Drei Februartage lang erlebte die Welt eine Münchner Unsicherheitskonferenz. An ihrem Ende stehen ein paar wackelige, aber wichtige Erkenntnisse für den Westen. Nummer eins: Die USA, obwohl geführt von einem Präsidenten im Fieberwahn, bekennen sich zur Nato, konkret zur Beistandsverpflichtung in Artikel 5 und zur Präsenz in Europa. Sie verlangen mehr Eigenbeitrag von den Partnern und sind dabei nicht nachgiebig. Nummer zwei: Europa wird seine Verteidigungsbudgets erhöhen, allen voran Deutschland, aber nicht in dem Ausmaß, wie es die USA sich erhoffen. Tatsächlich ergeht sich diese Siko nicht in reinen Rüstungs-Fantasien, sondern bezieht Krisenprävention, Entwicklungsgelder, Flüchtlingshilfe ein in das wachsende Paket, das Europa zu schultern hat. So klingt das durchaus vernünftig.

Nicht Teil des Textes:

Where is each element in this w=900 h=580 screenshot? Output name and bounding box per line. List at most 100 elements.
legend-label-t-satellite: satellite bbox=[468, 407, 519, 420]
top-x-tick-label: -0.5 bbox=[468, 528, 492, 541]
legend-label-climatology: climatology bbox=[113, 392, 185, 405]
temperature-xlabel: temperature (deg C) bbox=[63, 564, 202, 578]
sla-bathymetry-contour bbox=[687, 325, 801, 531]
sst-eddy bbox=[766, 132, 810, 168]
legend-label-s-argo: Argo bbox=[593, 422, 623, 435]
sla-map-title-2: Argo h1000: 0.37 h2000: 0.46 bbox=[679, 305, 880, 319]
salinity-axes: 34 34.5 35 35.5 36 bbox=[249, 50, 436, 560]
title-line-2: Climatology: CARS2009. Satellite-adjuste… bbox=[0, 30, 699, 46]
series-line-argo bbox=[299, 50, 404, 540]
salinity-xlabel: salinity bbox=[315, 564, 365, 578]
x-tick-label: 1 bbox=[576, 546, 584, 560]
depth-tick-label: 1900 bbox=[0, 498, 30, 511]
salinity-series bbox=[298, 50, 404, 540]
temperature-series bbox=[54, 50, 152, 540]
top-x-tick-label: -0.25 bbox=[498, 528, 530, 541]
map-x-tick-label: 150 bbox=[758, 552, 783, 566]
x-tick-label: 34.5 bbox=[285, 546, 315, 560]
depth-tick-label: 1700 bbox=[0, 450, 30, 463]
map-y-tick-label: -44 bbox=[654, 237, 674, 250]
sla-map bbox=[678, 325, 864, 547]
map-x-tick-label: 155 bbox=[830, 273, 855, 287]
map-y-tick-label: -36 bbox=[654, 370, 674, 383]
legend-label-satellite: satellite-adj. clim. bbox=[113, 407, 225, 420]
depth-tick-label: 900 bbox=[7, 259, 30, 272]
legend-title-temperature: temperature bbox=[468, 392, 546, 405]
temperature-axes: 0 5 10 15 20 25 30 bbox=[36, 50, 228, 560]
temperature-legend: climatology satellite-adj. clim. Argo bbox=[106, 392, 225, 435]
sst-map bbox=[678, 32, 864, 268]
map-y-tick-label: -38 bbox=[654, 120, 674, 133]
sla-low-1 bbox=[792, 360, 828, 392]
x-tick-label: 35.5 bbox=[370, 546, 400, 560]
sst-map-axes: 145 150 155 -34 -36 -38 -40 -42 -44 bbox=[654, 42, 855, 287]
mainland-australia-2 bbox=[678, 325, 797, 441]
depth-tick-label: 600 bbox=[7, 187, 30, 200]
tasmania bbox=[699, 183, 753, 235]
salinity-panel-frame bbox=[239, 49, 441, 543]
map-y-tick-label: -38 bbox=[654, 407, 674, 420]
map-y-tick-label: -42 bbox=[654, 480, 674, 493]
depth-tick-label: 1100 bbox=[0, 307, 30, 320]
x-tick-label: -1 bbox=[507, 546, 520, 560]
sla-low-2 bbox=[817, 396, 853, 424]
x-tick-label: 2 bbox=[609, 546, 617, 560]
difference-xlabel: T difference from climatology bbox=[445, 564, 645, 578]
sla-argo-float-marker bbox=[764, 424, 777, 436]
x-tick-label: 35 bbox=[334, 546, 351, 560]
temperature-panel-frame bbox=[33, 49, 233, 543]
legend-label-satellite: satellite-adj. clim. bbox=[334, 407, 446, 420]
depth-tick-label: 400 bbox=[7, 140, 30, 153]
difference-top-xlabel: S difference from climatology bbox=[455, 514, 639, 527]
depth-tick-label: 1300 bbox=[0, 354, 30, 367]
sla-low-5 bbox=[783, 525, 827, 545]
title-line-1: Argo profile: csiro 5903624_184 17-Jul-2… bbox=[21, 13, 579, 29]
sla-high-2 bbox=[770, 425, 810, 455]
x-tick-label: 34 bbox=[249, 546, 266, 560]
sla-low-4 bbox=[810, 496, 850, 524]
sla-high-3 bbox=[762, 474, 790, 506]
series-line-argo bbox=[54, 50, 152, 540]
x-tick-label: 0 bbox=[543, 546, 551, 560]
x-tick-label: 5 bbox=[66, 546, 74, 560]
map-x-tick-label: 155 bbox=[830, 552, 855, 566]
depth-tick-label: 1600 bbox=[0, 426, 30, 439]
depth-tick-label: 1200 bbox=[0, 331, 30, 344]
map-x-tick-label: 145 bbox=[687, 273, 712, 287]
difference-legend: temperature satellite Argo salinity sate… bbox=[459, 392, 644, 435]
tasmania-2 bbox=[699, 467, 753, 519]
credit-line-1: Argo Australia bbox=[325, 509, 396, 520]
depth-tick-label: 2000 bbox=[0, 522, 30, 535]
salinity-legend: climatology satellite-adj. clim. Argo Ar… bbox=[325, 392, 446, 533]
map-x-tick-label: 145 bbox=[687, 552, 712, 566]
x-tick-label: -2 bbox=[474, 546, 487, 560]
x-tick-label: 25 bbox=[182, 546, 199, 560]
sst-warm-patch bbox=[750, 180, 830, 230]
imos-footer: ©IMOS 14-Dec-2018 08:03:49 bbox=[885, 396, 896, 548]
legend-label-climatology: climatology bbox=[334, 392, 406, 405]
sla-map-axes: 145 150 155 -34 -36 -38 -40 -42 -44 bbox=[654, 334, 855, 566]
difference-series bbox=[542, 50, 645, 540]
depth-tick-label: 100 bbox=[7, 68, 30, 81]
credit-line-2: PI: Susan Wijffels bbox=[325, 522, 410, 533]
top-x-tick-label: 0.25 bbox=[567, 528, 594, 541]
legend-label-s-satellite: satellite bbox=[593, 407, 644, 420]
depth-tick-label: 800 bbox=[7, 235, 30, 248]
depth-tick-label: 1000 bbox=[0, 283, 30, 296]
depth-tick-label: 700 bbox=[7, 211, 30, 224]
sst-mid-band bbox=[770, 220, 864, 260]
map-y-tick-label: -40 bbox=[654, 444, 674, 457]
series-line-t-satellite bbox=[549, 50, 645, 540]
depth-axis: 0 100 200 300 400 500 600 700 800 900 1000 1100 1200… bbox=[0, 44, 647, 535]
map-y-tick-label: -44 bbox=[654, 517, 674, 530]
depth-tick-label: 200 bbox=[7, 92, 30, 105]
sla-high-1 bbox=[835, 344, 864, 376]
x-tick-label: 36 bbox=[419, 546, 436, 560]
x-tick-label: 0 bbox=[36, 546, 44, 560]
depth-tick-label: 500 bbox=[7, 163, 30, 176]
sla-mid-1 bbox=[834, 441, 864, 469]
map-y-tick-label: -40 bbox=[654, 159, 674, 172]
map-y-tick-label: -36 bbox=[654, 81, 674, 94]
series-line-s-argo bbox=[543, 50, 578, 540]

Wer den Siko-Saal für eine Quasselstube oder ein Eitelkeiten-Kabinett halten will, wird in manchen Auftritten Belege dafür finden. Wichtiger ist eine andere Zahl: Am Rande der Konferenz, abseits der Kameras, notierten die Organisatoren 1350 bilaterale Treffen. 1350 Mini-Gipfel, 1350 Dialoge. Wenn das größte Risiko der internationalen Politik darin liegt, gar nicht miteinander zu reden: Ja, dann hat die Münchner Siko die Lage unserer Welt zumindest ein bisschen stabilisiert.